In diesem Moment dachte ich nicht an eine Umkehr der Verhältnisse, sondern an ein Bild aus einer Ausstellung, das mir im Gedächtnis geblieben war. Es zeigt den ersten Ministerpräsidenten des Staates Israel, Ben Gurion, 1957 im Kopfstand am Strand von Herzliya. Es ist ein entzückendes Foto. Auch, weil der Kopfstand federleicht aussieht, Gurion dagegen, nun ja, eher nicht.

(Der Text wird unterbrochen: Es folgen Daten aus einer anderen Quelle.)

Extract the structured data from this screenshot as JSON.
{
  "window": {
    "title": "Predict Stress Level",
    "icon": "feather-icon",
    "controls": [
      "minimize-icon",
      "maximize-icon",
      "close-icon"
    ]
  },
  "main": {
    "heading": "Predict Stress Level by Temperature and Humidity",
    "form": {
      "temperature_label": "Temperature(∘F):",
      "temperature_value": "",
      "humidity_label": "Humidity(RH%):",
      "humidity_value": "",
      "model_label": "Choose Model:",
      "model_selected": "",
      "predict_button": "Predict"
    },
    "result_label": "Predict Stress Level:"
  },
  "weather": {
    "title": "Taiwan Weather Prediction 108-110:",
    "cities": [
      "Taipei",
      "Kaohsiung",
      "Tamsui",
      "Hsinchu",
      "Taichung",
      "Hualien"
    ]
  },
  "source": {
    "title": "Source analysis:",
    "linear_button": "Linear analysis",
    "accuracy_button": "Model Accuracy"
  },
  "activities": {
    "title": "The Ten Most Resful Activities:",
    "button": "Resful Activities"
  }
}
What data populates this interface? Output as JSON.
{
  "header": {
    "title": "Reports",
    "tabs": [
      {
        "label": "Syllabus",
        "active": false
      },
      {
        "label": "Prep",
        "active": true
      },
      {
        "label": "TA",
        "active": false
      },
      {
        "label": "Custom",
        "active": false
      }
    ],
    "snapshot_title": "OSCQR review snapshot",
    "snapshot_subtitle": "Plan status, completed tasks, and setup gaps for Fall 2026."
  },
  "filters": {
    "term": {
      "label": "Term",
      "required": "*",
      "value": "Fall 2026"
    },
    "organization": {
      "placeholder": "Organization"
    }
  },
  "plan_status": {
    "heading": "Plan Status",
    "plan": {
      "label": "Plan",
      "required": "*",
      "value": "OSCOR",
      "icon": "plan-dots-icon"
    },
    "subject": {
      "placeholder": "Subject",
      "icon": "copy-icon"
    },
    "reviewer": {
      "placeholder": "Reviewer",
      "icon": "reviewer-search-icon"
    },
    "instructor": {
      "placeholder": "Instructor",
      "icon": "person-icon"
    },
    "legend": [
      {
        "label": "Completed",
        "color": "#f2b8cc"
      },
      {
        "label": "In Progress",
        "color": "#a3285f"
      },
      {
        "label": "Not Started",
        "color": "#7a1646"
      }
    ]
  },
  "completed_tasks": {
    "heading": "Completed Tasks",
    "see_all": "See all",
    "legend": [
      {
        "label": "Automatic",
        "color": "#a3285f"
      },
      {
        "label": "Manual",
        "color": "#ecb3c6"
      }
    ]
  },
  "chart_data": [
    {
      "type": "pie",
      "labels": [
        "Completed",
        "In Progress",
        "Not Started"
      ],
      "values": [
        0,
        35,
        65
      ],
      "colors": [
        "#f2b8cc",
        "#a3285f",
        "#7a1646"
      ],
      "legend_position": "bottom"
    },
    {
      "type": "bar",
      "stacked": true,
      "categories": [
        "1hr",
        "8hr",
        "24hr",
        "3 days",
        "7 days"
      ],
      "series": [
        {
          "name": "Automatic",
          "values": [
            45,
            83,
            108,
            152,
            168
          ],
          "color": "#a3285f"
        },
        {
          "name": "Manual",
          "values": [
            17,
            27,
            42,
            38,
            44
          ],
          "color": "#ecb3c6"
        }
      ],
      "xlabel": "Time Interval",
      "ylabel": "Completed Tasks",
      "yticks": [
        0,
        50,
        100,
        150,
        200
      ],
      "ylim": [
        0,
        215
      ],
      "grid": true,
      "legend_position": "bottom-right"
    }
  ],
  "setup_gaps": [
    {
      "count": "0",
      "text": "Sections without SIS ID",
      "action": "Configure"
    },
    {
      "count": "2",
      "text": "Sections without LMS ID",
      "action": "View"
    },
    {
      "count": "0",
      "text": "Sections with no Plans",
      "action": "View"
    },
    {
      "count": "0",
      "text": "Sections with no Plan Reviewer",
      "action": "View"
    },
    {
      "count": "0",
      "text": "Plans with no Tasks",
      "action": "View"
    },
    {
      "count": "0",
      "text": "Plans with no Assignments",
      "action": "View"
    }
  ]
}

Ich war damals sehr erstaunt. Dass ein alter Mann freiwillig auf dem Kopf steht! Noch dazu, dass eine öffentliche Person nicht nur zum Kopfstand stand, sozusagen, sondern ihn angeblich zu jeder passenden oder unpassenden Gelegenheit machte.

Gurions Ehefrau war von seinem sportlichen Ehrgeiz nur wenig angetan. „Soll er doch damit zum Zirkus gehen“, hat sie angeblich gesagt. Ich aber bilde mir gern ein, dass Gurion das tatsächlich tat, um mal die Perspektive zu ändern, und nicht, um seinen Kopf zu durchbluten. Weil ich die Vorstellung schön finde, dass auch ein Politiker sich um andere Sichtweisen bemüht. Yogaromantik.

Vielleicht fällt es Angela Merkel nur deswegen so schwer, in Krisen schneller Position zu beziehen. Weil sie vor einem gewissen Punkt keine Zeit findet, sich mal in Ruhe auf den Kopf zu stellen. Totaler Quatsch. Schwungvoll rollte ich aus der Kerze ins Sitzen. Um mich herum drehte sich alles.